Он был огорчен, он был слегка озадачен той осторожностью, с которой принята была его новая вещь. В гостях у Римского-Корсакова он слушал похвалы, обращенные к нему, но казалось: людям, даже самым опытным, самым искушенным, мало было услышать симфонию один раз, они ждут второго и третьего раза, чтобы говорить о ней. Или это дирижерство его виновато? Твердых суждений он почти не слыхал — судьи его были в раздумье.
Но, несмотря на это, Петербург в этот раз окончательно стал ему мил: Боб был здесь хозяином. Правоведение он кончил, еще не выбрал, что ему делать дальше, был лишь причислен, как все, куда-то, и мечтал о военной карьере. Он бывал всюду, всюду его любили, приглашений на каждый день было без счету, вставал он поздно, долго плескался в ванне (Петру Ильичу ужасно нравилось, что Боб любит плескаться в ванне), сорил деньгами (своих у него было немного, но дядя Петя давал без счету), играл на рояле, читал, с обольстительной улыбкой судил обо всем, растягивая слова… И с утра приходили такие же, как он, молодые, праздные, — среди которых он, конечно, главенствовал, — лишь в этом году снявшие школьные мундиры.
Вечером — в балет, в оперу, в Александрийский. Одна, а то и две ложи. Потом — к Палки-ну, к Лейнеру или в загородный ресторан, к цыганам. Пристрастие его молодости — Островский — опять притягивает Чайковского. Он ведет всех на «Горячее сердце». По пути из театра в ресторан, Боб упрекает Рудю в слабости к женскому полу.
У Лейнера уже ждут его постоянные собутыльники, начинается ужин. Но за последнее время Петр Ильич стал воздержаннее и в еде, и в питье — в белое вино он подливает минеральную воду и на ночь отказывается от мяса.
На следующее утро он жалуется Модесту на желудок. Он ел у Лейнера макароны, и, значит, беды никакой нет. Но надо принять касторку, к касторке он прибегает очень часто. Он обвязывает живот куском фланели и уходит к Направнику, но возвращается с полпути: лучше сидеть дома, его клонит ко сну.

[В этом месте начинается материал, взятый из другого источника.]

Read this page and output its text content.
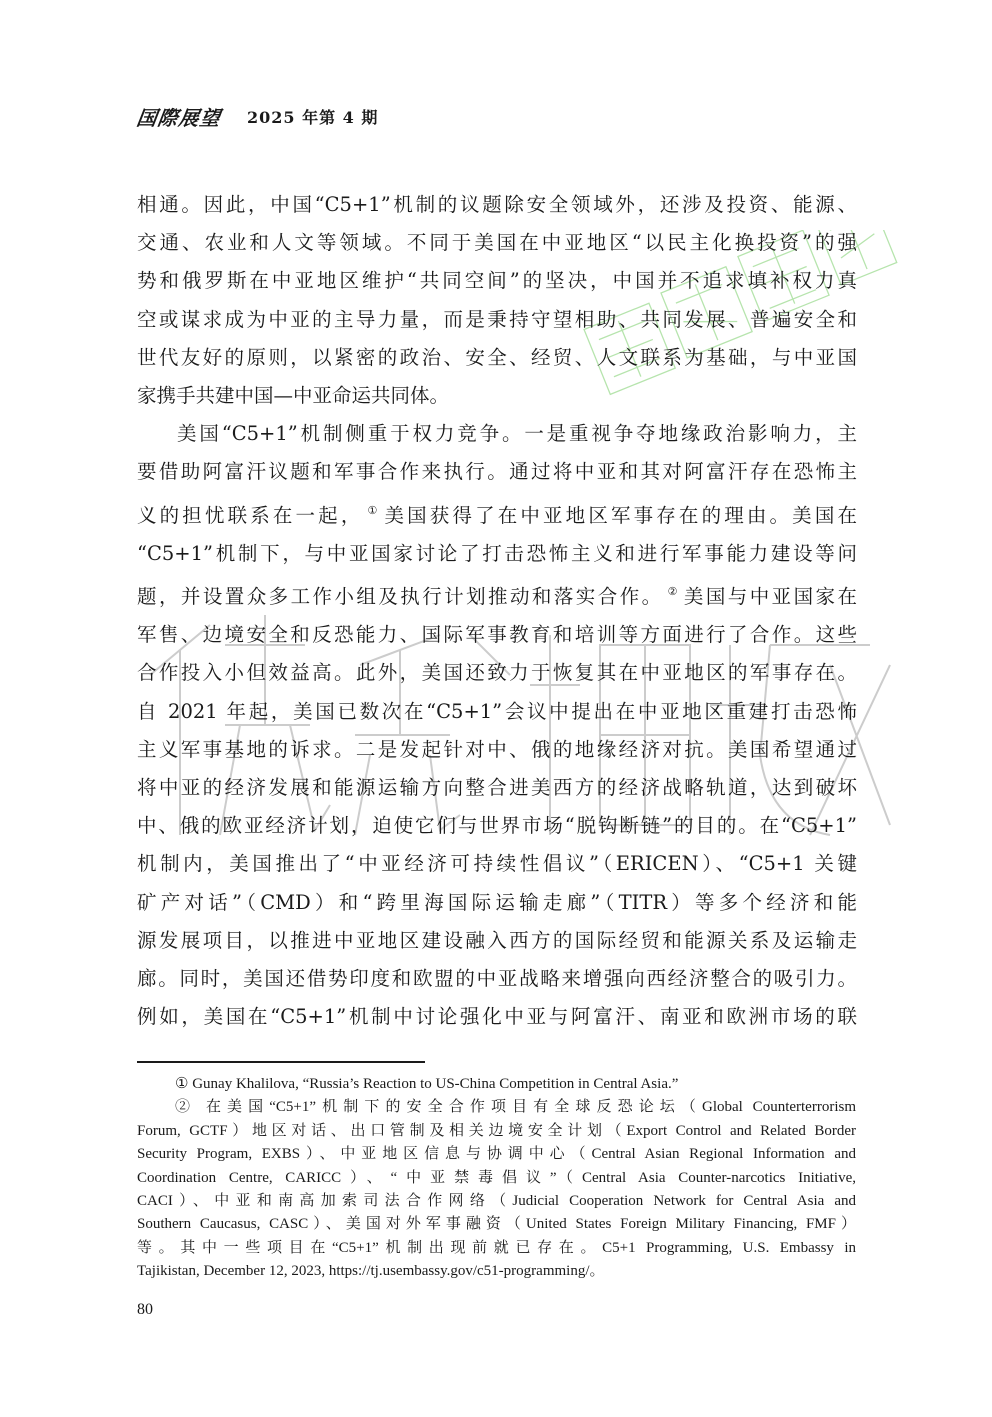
国際展望 2025 年第 4 期

相通。因此，中国“C5+1”机制的议题除安全领域外，还涉及投资、能源、
交通、农业和人文等领域。不同于美国在中亚地区“以民主化换投资”的强
势和俄罗斯在中亚地区维护“共同空间”的坚决，中国并不追求填补权力真
空或谋求成为中亚的主导力量，而是秉持守望相助、共同发展、普遍安全和
世代友好的原则，以紧密的政治、安全、经贸、人文联系为基础，与中亚国
家携手共建中国—中亚命运共同体。

美国“C5+1”机制侧重于权力竞争。一是重视争夺地缘政治影响力，主
要借助阿富汗议题和军事合作来执行。通过将中亚和其对阿富汗存在恐怖主
义的担忧联系在一起， ① 美国获得了在中亚地区军事存在的理由。美国在
“C5+1”机制下，与中亚国家讨论了打击恐怖主义和进行军事能力建设等问
题，并设置众多工作小组及执行计划推动和落实合作。 ② 美国与中亚国家在
军售、边境安全和反恐能力、国际军事教育和培训等方面进行了合作。这些
合作投入小但效益高。此外，美国还致力于恢复其在中亚地区的军事存在。
自 2021 年起，美国已数次在“C5+1”会议中提出在中亚地区重建打击恐怖
主义军事基地的诉求。二是发起针对中、俄的地缘经济对抗。美国希望通过
将中亚的经济发展和能源运输方向整合进美西方的经济战略轨道，达到破坏
中、俄的欧亚经济计划，迫使它们与世界市场“脱钩断链”的目的。在“C5+1”
机制内，美国推出了“中亚经济可持续性倡议”（ERICEN）、“C5+1 关键
矿产对话”（CMD）和“跨里海国际运输走廊”（TITR）等多个经济和能
源发展项目，以推进中亚地区建设融入西方的国际经贸和能源关系及运输走
廊。同时，美国还借势印度和欧盟的中亚战略来增强向西经济整合的吸引力。
例如，美国在“C5+1”机制中讨论强化中亚与阿富汗、南亚和欧洲市场的联

① Gunay Khalilova, “Russia’s Reaction to US-China Competition in Central Asia.”

② 在美国“C5+1”机制下的安全合作项目有全球反恐论坛（Global Counterterrorism
Forum, GCTF）地区对话、出口管制及相关边境安全计划（Export Control and Related Border
Security Program, EXBS）、中亚地区信息与协调中心（Central Asian Regional Information and
Coordination Centre, CARICC）、“中亚禁毒倡议”（Central Asia Counter-narcotics Initiative,
CACI）、中亚和南高加索司法合作网络（Judicial Cooperation Network for Central Asia and
Southern Caucasus, CASC）、美国对外军事融资（United States Foreign Military Financing, FMF）
等。其中一些项目在“C5+1”机制出现前就已存在。C5+1 Programming, U.S. Embassy in
Tajikistan, December 12, 2023, https://tj.usembassy.gov/c51-programming/。

80
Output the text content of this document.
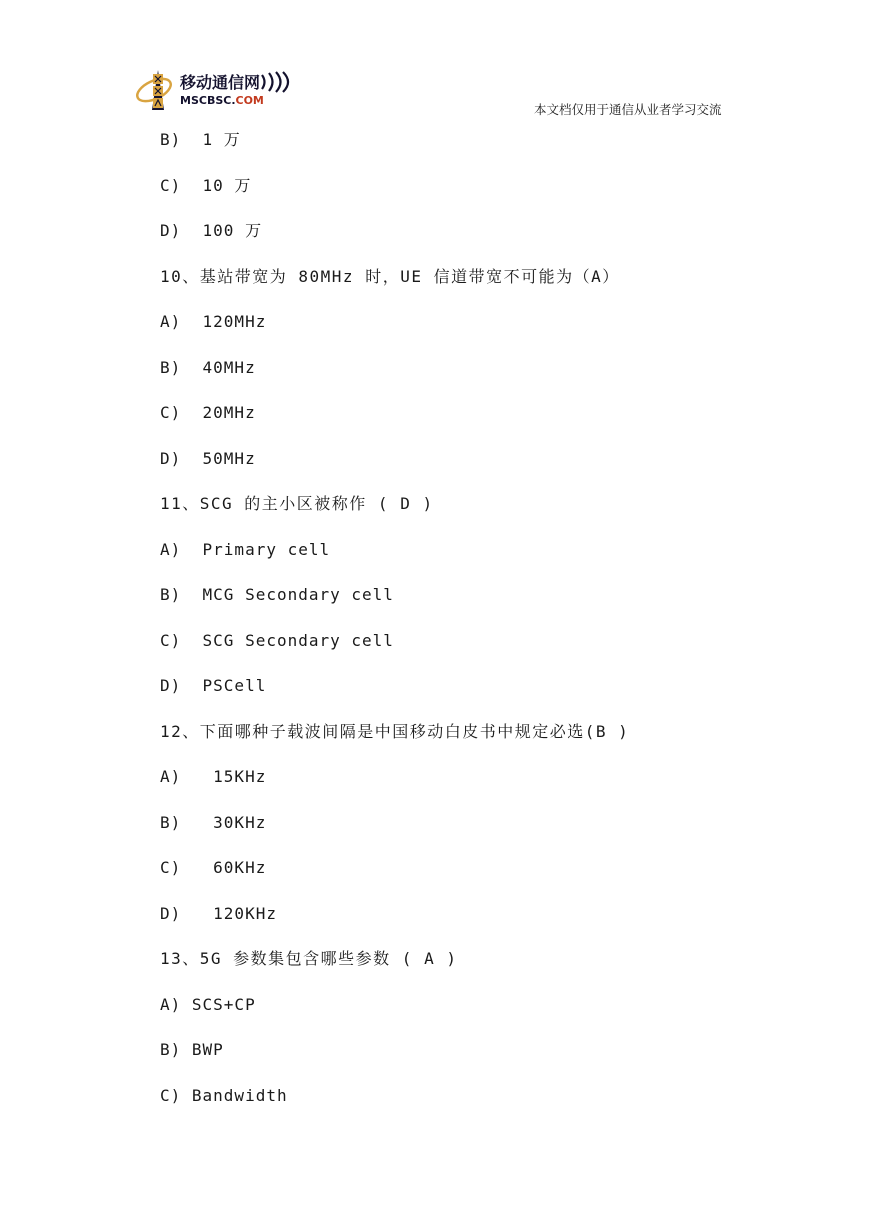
移动通信网
MSCBSC.COM
本文档仅用于通信从业者学习交流
B)  1 万
C)  10 万
D)  100 万
10、基站带宽为 80MHz 时，UE 信道带宽不可能为（A）
A)  120MHz
B)  40MHz
C)  20MHz
D)  50MHz
11、SCG 的主小区被称作 ( D )
A)  Primary cell
B)  MCG Secondary cell
C)  SCG Secondary cell
D)  PSCell
12、下面哪种子载波间隔是中国移动白皮书中规定必选(B )
A)   15KHz
B)   30KHz
C)   60KHz
D)   120KHz
13、5G 参数集包含哪些参数 ( A )
A) SCS+CP
B) BWP
C) Bandwidth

Однако мальчики и Модя садятся за завтрак. Он не прочь поесть, но благоразумно воздерживается и грустный сидит за столом, и ему приятно, что его жалеют. Вместо касторки он принял Гунияди — он виновато признается в этом и отпивает несколько глотков воды из графина. Его хватают за руку: вода сырая!
Он рассердился на то, что ему об этом сказали: если бы он этого не знал, его бы не затошнило. До вечера он лежал, не позволял звать врача, страдая, как, впрочем, страдал часто. Недаром он ездил в прошлом году в Виши.

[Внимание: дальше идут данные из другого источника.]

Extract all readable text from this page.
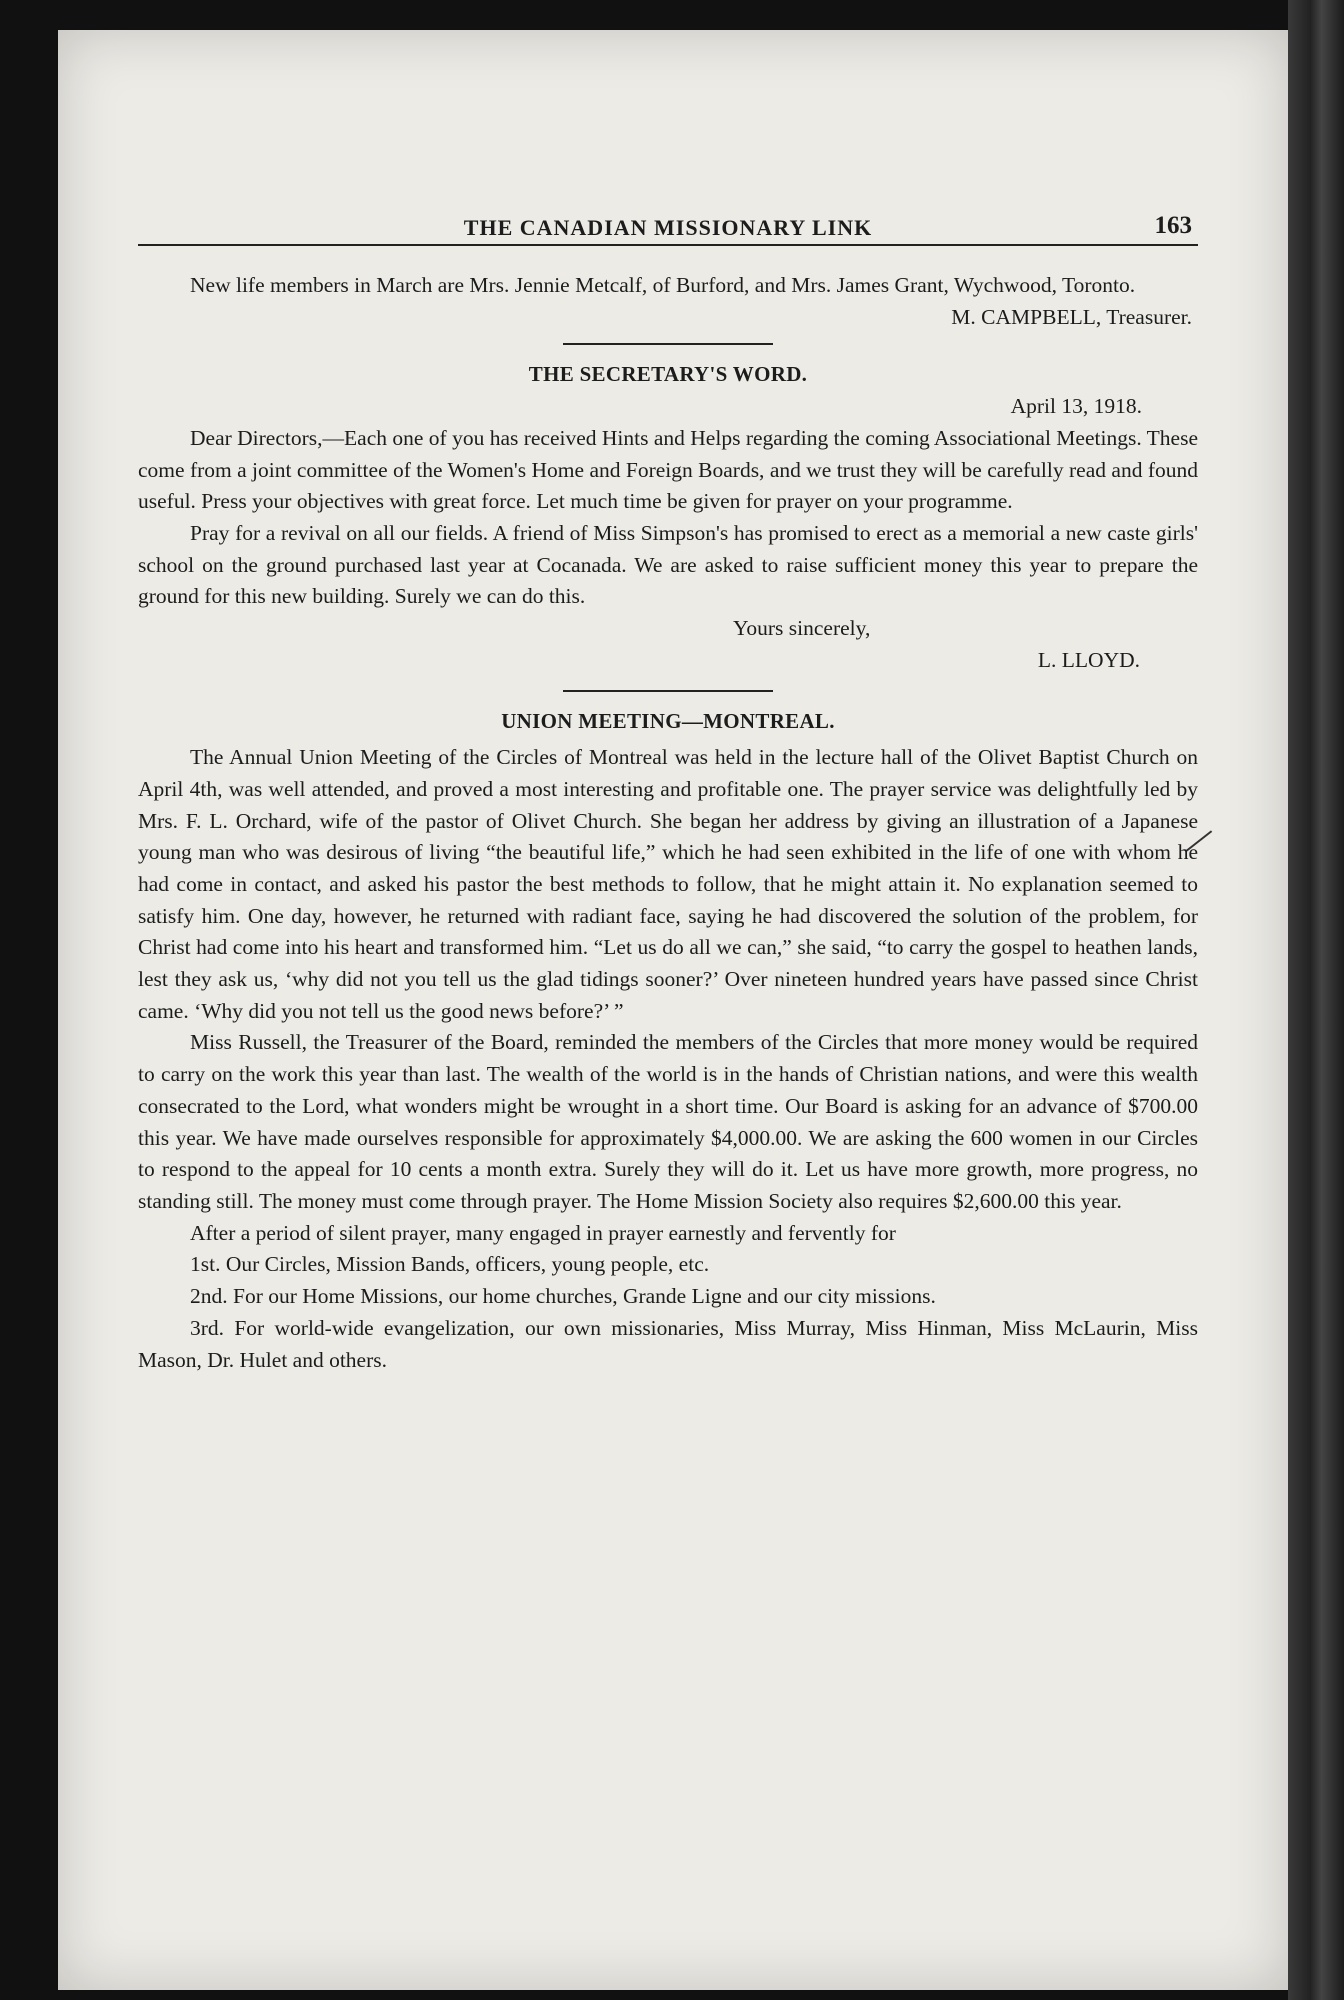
THE CANADIAN MISSIONARY LINK	163

New life members in March are Mrs. Jennie Metcalf, of Burford, and Mrs. James Grant, Wychwood, Toronto.

M. CAMPBELL, Treasurer.

THE SECRETARY'S WORD.

April 13, 1918.

Dear Directors,—Each one of you has received Hints and Helps regarding the coming Associational Meetings. These come from a joint committee of the Women's Home and Foreign Boards, and we trust they will be carefully read and found useful. Press your objectives with great force. Let much time be given for prayer on your programme.

Pray for a revival on all our fields. A friend of Miss Simpson's has promised to erect as a memorial a new caste girls' school on the ground purchased last year at Cocanada. We are asked to raise sufficient money this year to prepare the ground for this new building. Surely we can do this.

Yours sincerely,

L. LLOYD.

UNION MEETING—MONTREAL.

The Annual Union Meeting of the Circles of Montreal was held in the lecture hall of the Olivet Baptist Church on April 4th, was well attended, and proved a most interesting and profitable one. The prayer service was delightfully led by Mrs. F. L. Orchard, wife of the pastor of Olivet Church. She began her address by giving an illustration of a Japanese young man who was desirous of living “the beautiful life,” which he had seen exhibited in the life of one with whom he had come in contact, and asked his pastor the best methods to follow, that he might attain it. No explanation seemed to satisfy him. One day, however, he returned with radiant face, saying he had discovered the solution of the problem, for Christ had come into his heart and transformed him. “Let us do all we can,” she said, “to carry the gospel to heathen lands, lest they ask us, ‘why did not you tell us the glad tidings sooner?’ Over nineteen hundred years have passed since Christ came. ‘Why did you not tell us the good news before?’ ”

Miss Russell, the Treasurer of the Board, reminded the members of the Circles that more money would be required to carry on the work this year than last. The wealth of the world is in the hands of Christian nations, and were this wealth consecrated to the Lord, what wonders might be wrought in a short time. Our Board is asking for an advance of $700.00 this year. We have made ourselves responsible for approximately $4,000.00. We are asking the 600 women in our Circles to respond to the appeal for 10 cents a month extra. Surely they will do it. Let us have more growth, more progress, no standing still. The money must come through prayer. The Home Mission Society also requires $2,600.00 this year.

After a period of silent prayer, many engaged in prayer earnestly and fervently for

1st. Our Circles, Mission Bands, officers, young people, etc.

2nd. For our Home Missions, our home churches, Grande Ligne and our city missions.

3rd. For world-wide evangelization, our own missionaries, Miss Murray, Miss Hinman, Miss McLaurin, Miss Mason, Dr. Hulet and others.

— Помнишь, Боб, как мы ездили с тобой в Виши, в поганое Виши, в противное Виши?
Когда он просыпается, доктор Бертенсон стоит над ним. Он требует показать язык. Бертенсон! Говорят, на руках у него умер Мусоргский?
Но больше он уже не может ни думать, ни говорить. Зачем? Он превращается в животное: рвота и понос в течение нескольких часов обессиливают его совершенно. Он громко кричит при спазмах. Неужели — уже? Курносая гадина! Вы? «Это, кажется, смерть. Прощай, Модя!»

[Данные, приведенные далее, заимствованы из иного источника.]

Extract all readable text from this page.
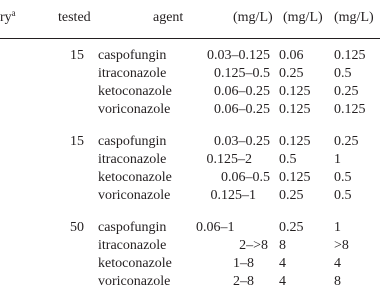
$ry^a$	tested	agent	(mg/L) (mg/L) (mg/L)
15 caspofungin	0.03–0.125 0.06 0.125
itraconazole	0.125–0.5 0.25 0.5
ketoconazole	0.06–0.25 0.125 0.25
voriconazole	0.06–0.25 0.125 0.125
15 caspofungin	0.03–0.25 0.125 0.25
itraconazole	0.125–2 0.5	1
ketoconazole	0.06–0.5 0.125 0.5
voriconazole	0.125–1 0.25 0.5
50 caspofungin 0.06–1	0.25 1
itraconazole	2–>8 8	>8
ketoconazole	1–8 4	4
voriconazole	2–8 4	8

Ни синевы, ни судорог, но доктор угадывает холеру. Судороги начинаются к ночи; лицо, руки, ноги начинают синеть. Неужели уже? Так внезапно? Так скоро?.. Его растирают.
— Не холера это? — спрашивает он в полубреду, открывает глаза и видит всех: Модеста, Назара, даже Боба — в закрытых белых фартуках. Он сперва не узнает их: больница? Где он? С кем? Нет, это они — близкие, дорогие оделись так по приказу Бертенсона.
— Холера! — отвечает он сам себе. — Мамаша ведь тоже… — он хочет сказать, что сорок лет назад, однажды, вот так, совсем недалеко отсюда, на другом берегу Невы, кончалась его мать. Но его сводят конвульсии. Минутами кажется, что он умирает. Клизмы из танина, массаж приводят его в себя.
Он стыдился одного Боба и среди криков, рвоты, судорог то и дело умолял его отойти:
— Я боюсь, что ты потеряешь ко мне всякое уважение после всех этих пакостей, — тихо сказал он, ослабев вконец.
Утром на него нашло успокоение и страшная, безысходная тоска. Слезы бежали по его лицу, на подушку, измученные глаза смотрели перед собой. Не было воздуха, болело сердце. Хотелось стонать, и он стонал: «А-а-а-а», протяжно, долго. Хотелось пить, ему подносили питье, но это было не то. Питье представлялось в воображении чем-то спасительным, каким-то нестерпимым наслаждением — на самом деле это было не то. Он умолял о питье и с отвращением от него отворачивался.